What “First Monday” gives us is an insider’s look at the 8-month process that goes into launching a show of this magnitude at the venerable art museum; and creating the biggest fund-raising gala of the year to support it. To date, $120,000,000 has been raised through the Met Ball, due in large part to Anna Wintour, its co-host.
But this is more than a vanity piece. The film also looks at the history of the Met’s Costume Institute and its exhibits starting in 2011 when Exhibition Curator Andrew Bolton dared to suggest an homage to the recently deceased, Alexander McQueen. We also get an intimate glimpse of Andrew’s childhood in England and the steps to his “dream job” at the Met. And, we see the monumental effort that went into creating China: Through the Looking Glass, the 2015 exhibit which featured 150 costumes and accessories set against a backdrop of Chinese paintings, films, porcelains and other fine art.
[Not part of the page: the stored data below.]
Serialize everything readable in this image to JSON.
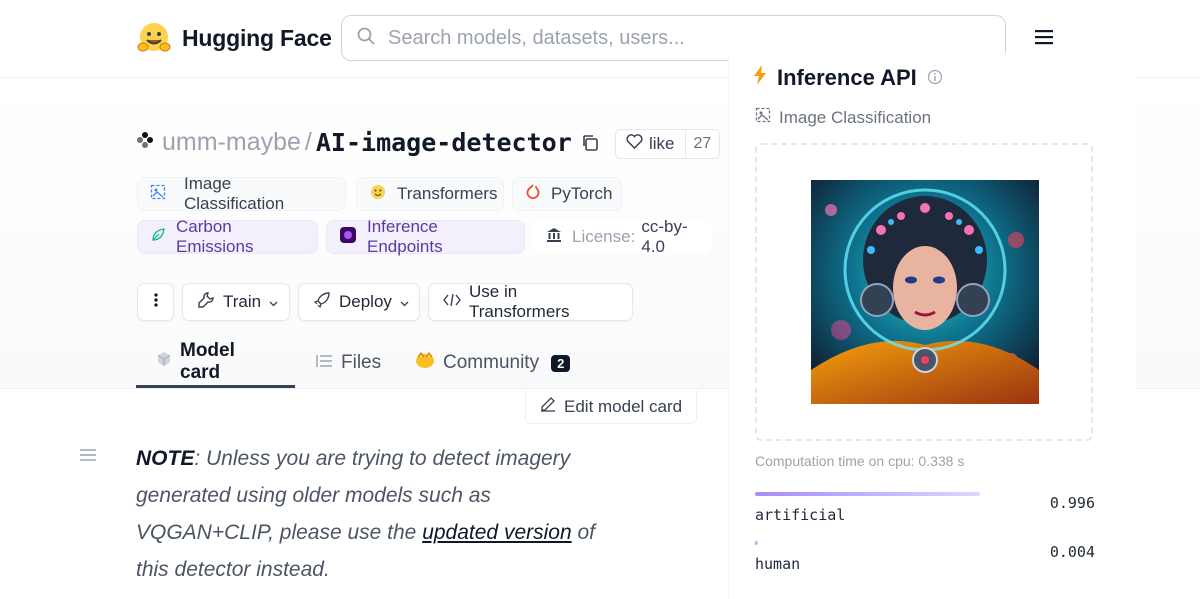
{
  "nav": {
    "brand": "Hugging Face",
    "search_placeholder": "Search models, datasets, users..."
  },
  "repo": {
    "owner": "umm-maybe",
    "separator": "/",
    "name": "AI-image-detector",
    "like_label": "like",
    "like_count": "27"
  },
  "tags": [
    {
      "label": "Image Classification"
    },
    {
      "label": "Transformers"
    },
    {
      "label": "PyTorch"
    },
    {
      "label": "Carbon Emissions"
    },
    {
      "label": "Inference Endpoints"
    },
    {
      "label_key": "License:",
      "label_value": "cc-by-4.0"
    }
  ],
  "actions": {
    "train": "Train",
    "deploy": "Deploy",
    "use_in": "Use in Transformers"
  },
  "tabs": [
    {
      "label": "Model card"
    },
    {
      "label": "Files"
    },
    {
      "label": "Community",
      "badge": "2"
    }
  ],
  "edit_model_card": "Edit model card",
  "note": {
    "bold": "NOTE",
    "text1": ": Unless you are trying to detect imagery generated using older models such as VQGAN+CLIP, please use the ",
    "link": "updated version",
    "text2": " of this detector instead."
  },
  "inference": {
    "title": "Inference API",
    "task": "Image Classification",
    "computation_time": "Computation time on cpu: 0.338 s",
    "results": [
      {
        "label": "artificial",
        "score": "0.996",
        "fraction": 0.996
      },
      {
        "label": "human",
        "score": "0.004",
        "fraction": 0.004
      }
    ]
  },
  "colors": {
    "accent_purple": "#a78bfa",
    "brand_yellow": "#fbbf24",
    "pytorch_orange": "#ee4c2c"
  }
}
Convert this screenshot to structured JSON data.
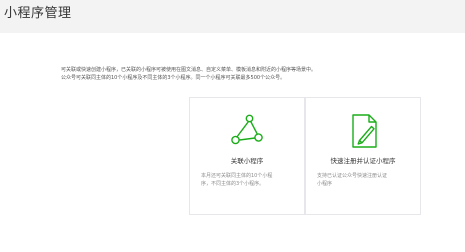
{
  "header": {
    "title": "小程序管理"
  },
  "intro": {
    "lines": [
      "可关联或快速创建小程序，已关联的小程序可被使用在图文消息、自定义菜单、模板消息和附近的小程序等场景中。",
      "公众号可关联同主体的10个小程序及不同主体的3个小程序。同一个小程序可关联最多500个公众号。"
    ]
  },
  "cards": [
    {
      "icon": "link-nodes-icon",
      "title": "关联小程序",
      "desc": [
        "本月还可关联同主体的10个小程",
        "序，不同主体的3个小程序。"
      ]
    },
    {
      "icon": "document-edit-icon",
      "title": "快速注册并认证小程序",
      "desc": [
        "支持已认证公众号快速注册认证",
        "小程序"
      ]
    }
  ],
  "colors": {
    "accent": "#1aad19",
    "border": "#e7e7eb",
    "background": "#f3f3f4"
  }
}
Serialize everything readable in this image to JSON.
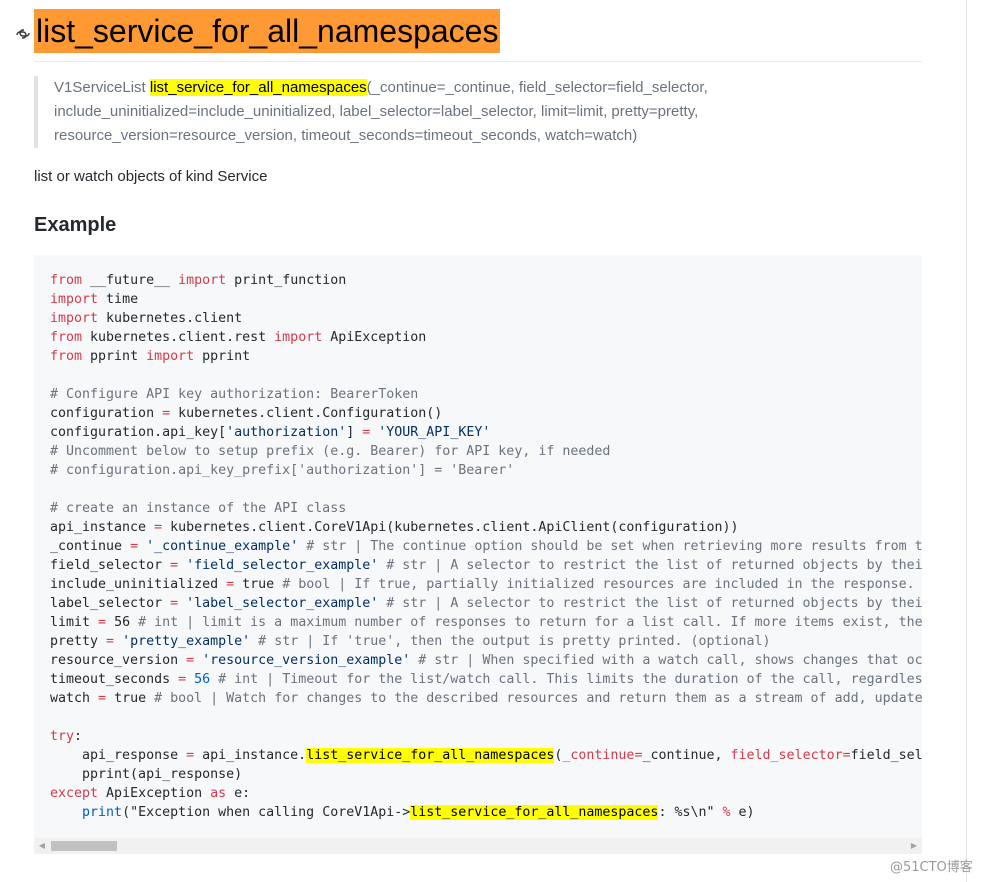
{
  "heading": {
    "title": "list_service_for_all_namespaces",
    "highlight_color": "#ff9933",
    "icon": "link-icon"
  },
  "signature": {
    "return_type": "V1ServiceList",
    "method": "list_service_for_all_namespaces",
    "line1_rest": "(_continue=_continue, field_selector=field_selector,",
    "line2": "include_uninitialized=include_uninitialized, label_selector=label_selector, limit=limit, pretty=pretty,",
    "line3": "resource_version=resource_version, timeout_seconds=timeout_seconds, watch=watch)"
  },
  "description": "list or watch objects of kind Service",
  "example_heading": "Example",
  "code": {
    "l1": {
      "a": "from",
      "b": " __future__ ",
      "c": "import",
      "d": " print_function"
    },
    "l2": {
      "a": "import",
      "b": " time"
    },
    "l3": {
      "a": "import",
      "b": " kubernetes.client"
    },
    "l4": {
      "a": "from",
      "b": " kubernetes.client.rest ",
      "c": "import",
      "d": " ApiException"
    },
    "l5": {
      "a": "from",
      "b": " pprint ",
      "c": "import",
      "d": " pprint"
    },
    "l7": "# Configure API key authorization: BearerToken",
    "l8": {
      "a": "configuration ",
      "b": "=",
      "c": " kubernetes.client.Configuration()"
    },
    "l9": {
      "a": "configuration.api_key[",
      "b": "'authorization'",
      "c": "] ",
      "d": "=",
      "e": " ",
      "f": "'YOUR_API_KEY'"
    },
    "l10": "# Uncomment below to setup prefix (e.g. Bearer) for API key, if needed",
    "l11": "# configuration.api_key_prefix['authorization'] = 'Bearer'",
    "l13": "# create an instance of the API class",
    "l14": {
      "a": "api_instance ",
      "b": "=",
      "c": " kubernetes.client.CoreV1Api(kubernetes.client.ApiClient(configuration))"
    },
    "l15": {
      "a": "_continue ",
      "b": "=",
      "c": " ",
      "d": "'_continue_example'",
      "e": " # str | The continue option should be set when retrieving more results from t"
    },
    "l16": {
      "a": "field_selector ",
      "b": "=",
      "c": " ",
      "d": "'field_selector_example'",
      "e": " # str | A selector to restrict the list of returned objects by thei"
    },
    "l17": {
      "a": "include_uninitialized ",
      "b": "=",
      "c": " true ",
      "e": "# bool | If true, partially initialized resources are included in the response."
    },
    "l18": {
      "a": "label_selector ",
      "b": "=",
      "c": " ",
      "d": "'label_selector_example'",
      "e": " # str | A selector to restrict the list of returned objects by thei"
    },
    "l19": {
      "a": "limit ",
      "b": "=",
      "c": " 56 ",
      "e": "# int | limit is a maximum number of responses to return for a list call. If more items exist, the"
    },
    "l20": {
      "a": "pretty ",
      "b": "=",
      "c": " ",
      "d": "'pretty_example'",
      "e": " # str | If 'true', then the output is pretty printed. (optional)"
    },
    "l21": {
      "a": "resource_version ",
      "b": "=",
      "c": " ",
      "d": "'resource_version_example'",
      "e": " # str | When specified with a watch call, shows changes that oc"
    },
    "l22": {
      "a": "timeout_seconds ",
      "b": "=",
      "c": " ",
      "n": "56",
      "e": " # int | Timeout for the list/watch call. This limits the duration of the call, regardles"
    },
    "l23": {
      "a": "watch ",
      "b": "=",
      "c": " true ",
      "e": "# bool | Watch for changes to the described resources and return them as a stream of add, update"
    },
    "l25": {
      "a": "try",
      "b": ":"
    },
    "l26": {
      "a": "    api_response ",
      "b": "=",
      "c": " api_instance.",
      "d": "list_service_for_all_namespaces",
      "e": "(",
      "f": "_continue",
      "g": "=",
      "h": "_continue, ",
      "i": "field_selector",
      "j": "=",
      "k": "field_sel"
    },
    "l27": "    pprint(api_response)",
    "l28": {
      "a": "except",
      "b": " ApiException ",
      "c": "as",
      "d": " e:"
    },
    "l29": {
      "a": "    ",
      "b": "print",
      "c": "(\"Exception when calling CoreV1Api->",
      "d": "list_service_for_all_namespaces",
      "e": ": %s\\n\" ",
      "f": "%",
      "g": " e)"
    }
  },
  "watermark": "@51CTO博客"
}
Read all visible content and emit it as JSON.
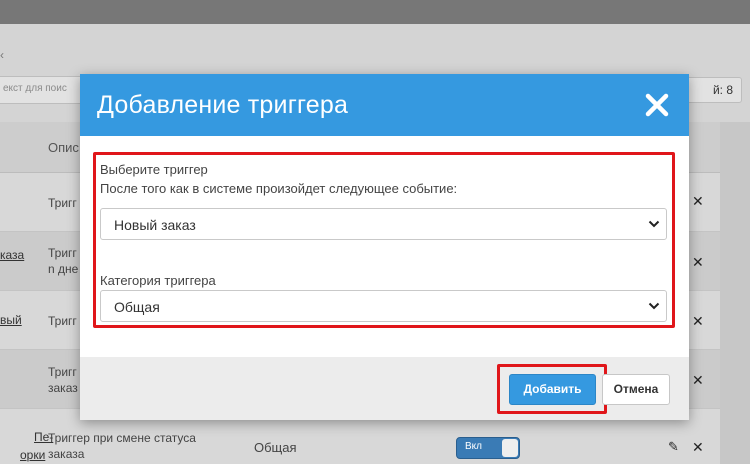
{
  "background": {
    "search_placeholder": "екст для поис",
    "count_text": "й: 8",
    "table": {
      "desc_header": "Опис",
      "rows": [
        {
          "name": "",
          "desc": "Тригг",
          "desc2": ""
        },
        {
          "name": "каза",
          "desc": "Тригг",
          "desc2": "n дне"
        },
        {
          "name": "вый",
          "desc": "Тригг",
          "desc2": ""
        },
        {
          "name": "",
          "desc": "Тригг",
          "desc2": "заказ"
        },
        {
          "name": "Пе-",
          "name2": "орки",
          "desc": "Триггер при смене статуса",
          "desc2": "заказа",
          "category": "Общая",
          "toggle_label": "Вкл"
        }
      ]
    }
  },
  "modal": {
    "title": "Добавление триггера",
    "trigger_label": "Выберите триггер",
    "trigger_hint": "После того как в системе произойдет следующее событие:",
    "trigger_select": {
      "value": "Новый заказ"
    },
    "category_label": "Категория триггера",
    "category_select": {
      "value": "Общая"
    },
    "add_button": "Добавить",
    "cancel_button": "Отмена"
  },
  "colors": {
    "header_blue": "#3599e0",
    "highlight_red": "#e0161a"
  },
  "icons": {
    "close": "close-icon",
    "dropdown": "chevron-down-icon",
    "edit": "pencil-icon",
    "delete": "x-icon"
  }
}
The months of preparation that went into it are utterly mind-boggling, as are the number of people involved: lighting designers, the people who unpack the costumes, and the set designers, to name just a few. On the “ball” side, we get a glimpse of the “girls” who meticulously plot the seating assignments of artists, actors, and singers; and even the gal who worries about celebrity budgets, especially Rianna’s. We also hear from Anna Wintour; Thomas Campbell (Director of the Met); Andrew Bolton; Film Director and Artistic Director of the exhibit, Wong Kar Wai; designer Guo Pei, Harold Koda (then head of the Costume Institute), Karl Lagerfeld, and even photog, Bill Cunningham, who not so subtly disses it all.
But the real kudos go to Andrew Rossi for his very delicate and unobtrusive touch. The camera is always there but no one (except the celebs) appears to see it or be playing to it. And the camera work is stunning; the zooms are understated and the dolly moves lend each scene an air of serenity in the midst of controlled chaos. The music, by husband and wife team, Ian & Sofia Hultquist, is subtle and unobtrusive, always supporting and enhancing the scenes without overwhelming them. And the editing is seamless and inventive. My favorite cut was the transition from the 30’s B&W film with Victor Mature saying, “The real boss is a remarkable lady, the most cold-blooded dragon you’ll ever meet. She’ll devour you like a cat swallows a mouse” … to a close-up of Anna Wintour in her limo.
In fact, my only complaint was the miscellaneous and silly celebrity comments near the end of the film – “I love a girl who comes from nothing”; “Ooh”; “Wow”; and thankfully, care of Michael Kors, “Who Cares”!!!
The [real] ending with Andrew Bolton walking alone through the galleries with no narration but just soft music playing underneath spoke volumes, as did the hundreds of “real” people lined up outside and inside of the MET to see the exhibit … over 800,00 of them in all.
The First Monday in May will open the Tribeca Film Festival Wednesday, April 13th at 7.00pm and will be screened again on Tuesday, April 14th at 9.00pm. The theatrical release date is April 14th.